Now, back to more heart-to-heart convos between Eph and Setrakian. As Dutch eavesdrops from nearby, it’s confession time for Eph, who tells the professor about Zach setting off the nuke. “This is what The Master does to those that defy him,” says Setrakian. “This is the price that we pay. But you must not let this weaken your resolve.” Then, maybe as repayment for those inspirational words, Eph heads across town to make a new batch of the formula for Setrakian. Dutch comes along and reveals that she heard what happened with Zach. “You’re back and and that’s all that matters,” she tells him. Do I smell a possible reconciliation?
Well, that road just got a little easier considering what’s about to happen to Eph’s current possible love interest. When Alex goes to check on Setrakian, it leads to an epiphany for the professor, but before we find out about that big piece of information, Eichhorst and strigoi Cream interrupt. Sadly, Alex is quickly disposed of by Cream. R.I.P., Alex; you were a solid addition to an underwhelming string of episodes.

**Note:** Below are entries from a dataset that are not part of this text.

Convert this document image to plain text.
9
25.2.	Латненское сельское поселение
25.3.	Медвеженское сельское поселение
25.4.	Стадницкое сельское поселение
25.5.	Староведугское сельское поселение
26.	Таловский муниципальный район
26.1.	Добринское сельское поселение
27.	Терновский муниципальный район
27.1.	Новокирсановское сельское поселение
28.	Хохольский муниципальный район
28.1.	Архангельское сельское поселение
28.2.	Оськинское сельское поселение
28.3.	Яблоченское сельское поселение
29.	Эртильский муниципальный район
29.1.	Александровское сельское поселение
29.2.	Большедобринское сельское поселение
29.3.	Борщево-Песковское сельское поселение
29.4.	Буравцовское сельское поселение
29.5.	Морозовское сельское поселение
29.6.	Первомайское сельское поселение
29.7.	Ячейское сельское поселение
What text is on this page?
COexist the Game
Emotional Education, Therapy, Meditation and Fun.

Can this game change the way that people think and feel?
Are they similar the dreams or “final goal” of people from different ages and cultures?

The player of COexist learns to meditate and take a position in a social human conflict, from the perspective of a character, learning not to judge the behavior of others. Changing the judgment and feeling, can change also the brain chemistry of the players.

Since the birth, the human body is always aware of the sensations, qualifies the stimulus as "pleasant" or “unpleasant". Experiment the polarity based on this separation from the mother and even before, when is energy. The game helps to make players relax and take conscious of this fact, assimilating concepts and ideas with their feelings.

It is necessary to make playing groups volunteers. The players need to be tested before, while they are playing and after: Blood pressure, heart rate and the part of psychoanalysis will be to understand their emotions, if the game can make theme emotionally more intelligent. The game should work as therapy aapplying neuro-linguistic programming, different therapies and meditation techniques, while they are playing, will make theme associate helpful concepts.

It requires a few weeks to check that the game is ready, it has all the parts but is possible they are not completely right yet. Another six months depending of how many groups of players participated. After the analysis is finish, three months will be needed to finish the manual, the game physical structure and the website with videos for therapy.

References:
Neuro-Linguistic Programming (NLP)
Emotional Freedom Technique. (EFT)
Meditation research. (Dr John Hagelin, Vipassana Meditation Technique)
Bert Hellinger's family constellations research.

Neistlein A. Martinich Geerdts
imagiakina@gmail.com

“It’s over,” declares Eichhorst, even though, he should be more selective with that phrase since he said it to Setrakian two episodes ago and it didn’t end up being over. Declaring, “He belongs to me,” Eichhorst stops his new toy Cream from killing his rival so Eichhorst can get in a little more taunting, which backfires when Gus and Raul come in to save the day.
As Eichhorst runs off, the cousins go looking for him. Gus is ready to “settle up” with the vampire, considering it was Gus who unknowingly set The Master loose in New York City when he accepted a job from Eichhorst in the series premiere. His hope for revenge doesn’t look good as Eichhorst kills Raul, and Cream grabs Gus. But now, it’s Setrakian’s chance to save the day when he stabs his longtime enemy in the back.
Unfortunately, it’s not enough, and Eichhorst takes Setrakian by the neck, saying, “Admit it, A230385, you’ve always been curious about what’s on the other side.” He bites him, causing Setrakian to drop his medicine bottle, which the camera lingers on for way too long (you don’t need to hold our hand that much). Eichhorst falls, giving Gus the chance to kill Cream.
But as it turns out, Setrakian took a bottle full of those blood thinners, which means Eichhorst got poisoned when he sucked on his blood. Prepared to finally kill the man who has tortured him for 70-plus years, Setrakian summons The Master so he can see his right-hand man killed and to tell him, “You will see me as you die.” But those last words are meant for Eichhorst, as Setrakian announces, “My name is Abraham Setrakian, and you should know, I’m not a number anymore.” He cuts off Eichhorst’s head, to The Master’s great dismay.
What did you think? Am I overhyping how much of an improvement this was? Did this inspire more confidence for the final few episodes?